Limit audits to once per year and only during the term of the license agreement.
Limit the audit to the running of a mutually-agreed-upon software audit script.
Limit the audit to only the licensee’s records directly related to use of the software and/or to the systems on which the software is installed.
Ensure that the audit is conducted only during regular business hours to minimize disruption of the licensee’s business operations.
Require that any third parties that may conduct the audit on the licensor’s behalf execute a non-disclosure agreement with the licensee on the licensee’s form prior to conducting the audit.
Provide the licensee the opportunity to review and comment on the audit findings prior to such findings being distributed to the licensor, and on the time period for making a true-up payment to the software vendor following the audit.
Include a provision for equitable settlement of non-compliance, specifying that non-compliance does not constitute infringement of the licensor’s intellectual property rights and that the settlement payment is the exclusive remedy for the non-compliance.
Last, but not least, licensees should consider including in the software license agreement an obligation on the part of the software vendor to maintain records regarding the license fees and reserve the right to audit these records, especially if the software vendor is performing professional services under the license agreement in connection with the licensed software or if the agreement contains a most favored pricing clause.
3 See “Survey Analysis: Survey Shows Another Increase in Software Vendors Audits; IT Asset Managers Should Prepare Now,” March 2, 2011, available at www.Gartner.com ID: G00210916. Sixty-one percent of the survey participants indicated that their enterprises were audited by at least one software vendor in 2010, up from 54% in 2009.

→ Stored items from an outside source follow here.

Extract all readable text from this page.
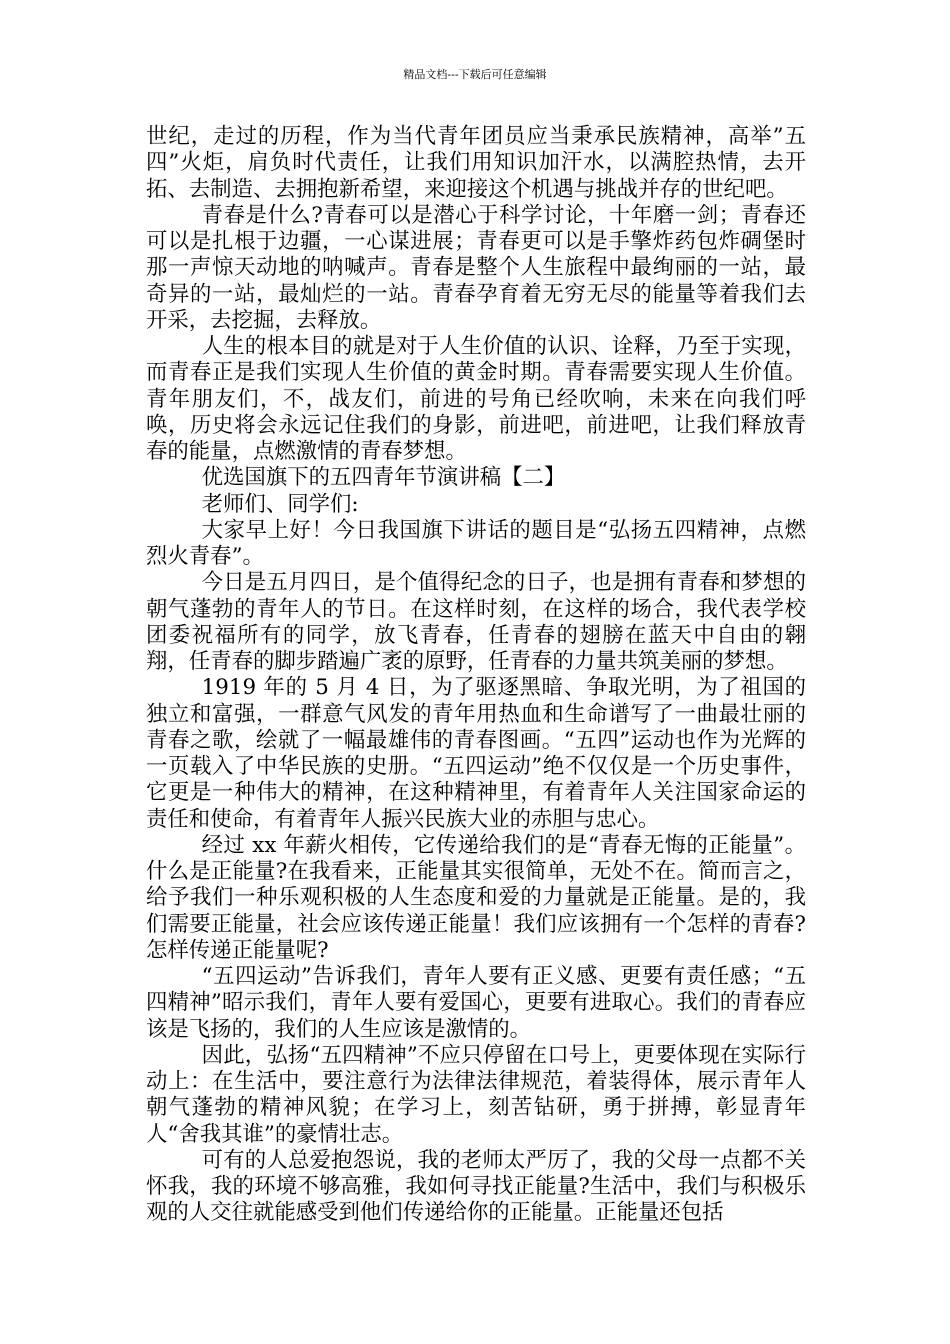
精品文档---下载后可任意编辑

世纪，走过的历程，作为当代青年团员应当秉承民族精神，高举”五四”火炬，肩负时代责任，让我们用知识加汗水，以满腔热情，去开拓、去制造、去拥抱新希望，来迎接这个机遇与挑战并存的世纪吧。

青春是什么?青春可以是潜心于科学讨论，十年磨一剑；青春还可以是扎根于边疆，一心谋进展；青春更可以是手擎炸药包炸碉堡时那一声惊天动地的呐喊声。青春是整个人生旅程中最绚丽的一站，最奇异的一站，最灿烂的一站。青春孕育着无穷无尽的能量等着我们去开采，去挖掘，去释放。

人生的根本目的就是对于人生价值的认识、诠释，乃至于实现，而青春正是我们实现人生价值的黄金时期。青春需要实现人生价值。青年朋友们，不，战友们，前进的号角已经吹响，未来在向我们呼唤，历史将会永远记住我们的身影，前进吧，前进吧，让我们释放青春的能量，点燃激情的青春梦想。

优选国旗下的五四青年节演讲稿【二】

老师们、同学们:

大家早上好！今日我国旗下讲话的题目是“弘扬五四精神，点燃烈火青春”。

今日是五月四日，是个值得纪念的日子，也是拥有青春和梦想的朝气蓬勃的青年人的节日。在这样时刻，在这样的场合，我代表学校团委祝福所有的同学，放飞青春，任青春的翅膀在蓝天中自由的翱翔，任青春的脚步踏遍广袤的原野，任青春的力量共筑美丽的梦想。

1919 年的 5 月 4 日，为了驱逐黑暗、争取光明，为了祖国的独立和富强，一群意气风发的青年用热血和生命谱写了一曲最壮丽的青春之歌，绘就了一幅最雄伟的青春图画。“五四”运动也作为光辉的一页载入了中华民族的史册。“五四运动”绝不仅仅是一个历史事件，它更是一种伟大的精神，在这种精神里，有着青年人关注国家命运的责任和使命，有着青年人振兴民族大业的赤胆与忠心。

经过 xx 年薪火相传，它传递给我们的是“青春无悔的正能量”。什么是正能量?在我看来，正能量其实很简单，无处不在。简而言之，给予我们一种乐观积极的人生态度和爱的力量就是正能量。是的，我们需要正能量，社会应该传递正能量！我们应该拥有一个怎样的青春?怎样传递正能量呢?

“五四运动”告诉我们，青年人要有正义感、更要有责任感；“五四精神”昭示我们，青年人要有爱国心，更要有进取心。我们的青春应该是飞扬的，我们的人生应该是激情的。

因此，弘扬“五四精神”不应只停留在口号上，更要体现在实际行动上：在生活中，要注意行为法律法律规范，着装得体，展示青年人朝气蓬勃的精神风貌；在学习上，刻苦钻研，勇于拼搏，彰显青年人“舍我其谁”的豪情壮志。

可有的人总爱抱怨说，我的老师太严厉了，我的父母一点都不关怀我，我的环境不够高雅，我如何寻找正能量?生活中，我们与积极乐观的人交往就能感受到他们传递给你的正能量。正能量还包括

4 See “2012 Key Trends in Software Pricing and Licensing Survey,” 2012, available at http://www.softwaremag.com/DSN/wwwswmagcom/Content/ClientAssets/Flexera_WhitePaper2.pdf, page 38. Forty-five percent of respondents were located in the U.S., 33% were located in Europe, and 7% were located in Australia. In terms of annual revenue, 14% of surveyed enterprises had less than $100 million in revenue, 17% had between $101 million and $999 million in revenue, 23% had between $1 billion and $3 billion in revenue, 31% had $3 billion or more in revenue, and 16% did not disclose their annual revenue.

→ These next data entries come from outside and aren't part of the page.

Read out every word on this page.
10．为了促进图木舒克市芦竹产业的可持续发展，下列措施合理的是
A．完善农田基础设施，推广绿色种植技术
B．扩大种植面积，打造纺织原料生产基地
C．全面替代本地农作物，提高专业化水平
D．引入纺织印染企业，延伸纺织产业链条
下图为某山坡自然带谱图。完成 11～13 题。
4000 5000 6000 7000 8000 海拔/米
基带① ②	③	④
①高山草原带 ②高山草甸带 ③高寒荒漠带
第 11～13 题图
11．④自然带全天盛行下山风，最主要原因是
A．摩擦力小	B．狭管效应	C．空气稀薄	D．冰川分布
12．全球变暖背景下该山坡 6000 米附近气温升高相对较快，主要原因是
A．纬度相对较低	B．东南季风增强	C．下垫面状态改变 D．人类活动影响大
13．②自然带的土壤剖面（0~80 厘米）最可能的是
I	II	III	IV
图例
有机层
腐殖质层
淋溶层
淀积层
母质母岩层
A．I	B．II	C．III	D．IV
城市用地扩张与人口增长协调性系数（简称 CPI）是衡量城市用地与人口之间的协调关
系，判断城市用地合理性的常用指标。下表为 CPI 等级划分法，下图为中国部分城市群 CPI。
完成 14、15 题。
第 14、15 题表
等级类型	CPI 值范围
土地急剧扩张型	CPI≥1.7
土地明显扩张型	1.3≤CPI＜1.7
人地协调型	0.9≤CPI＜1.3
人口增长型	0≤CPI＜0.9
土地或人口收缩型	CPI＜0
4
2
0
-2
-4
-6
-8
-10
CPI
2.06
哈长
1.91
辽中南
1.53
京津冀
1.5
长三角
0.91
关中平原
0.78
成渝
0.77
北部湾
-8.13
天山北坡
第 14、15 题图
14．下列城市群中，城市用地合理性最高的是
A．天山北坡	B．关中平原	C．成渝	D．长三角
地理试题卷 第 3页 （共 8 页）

6 See “2012 Key Trends in Software Pricing and Licensing Survey,” page 6. Enterprises with more than $1 billion in revenue were most likely to be audited three or more times in the 18 to 24 month period surveyed.
7 See “2012 Key Trends in Software Pricing and Licensing Survey,” page 39. Fifteen percent of the surveyed enterprises made true-up payments between $1 million and $5 million, 5% made true-up payments between $5 million and $10 million, and 4% made true-up payments of more than $10 million.
8 See “2012 Key Trends in Software Pricing and Licensing Survey,” page 39. 9% of the surveyed enterprises did not perform self-audits, 42% performed self-audits once a year, 20% performed self-audits twice a year, 3% performed self-audits three times per year, and 25% performed self-audits more than three times per year.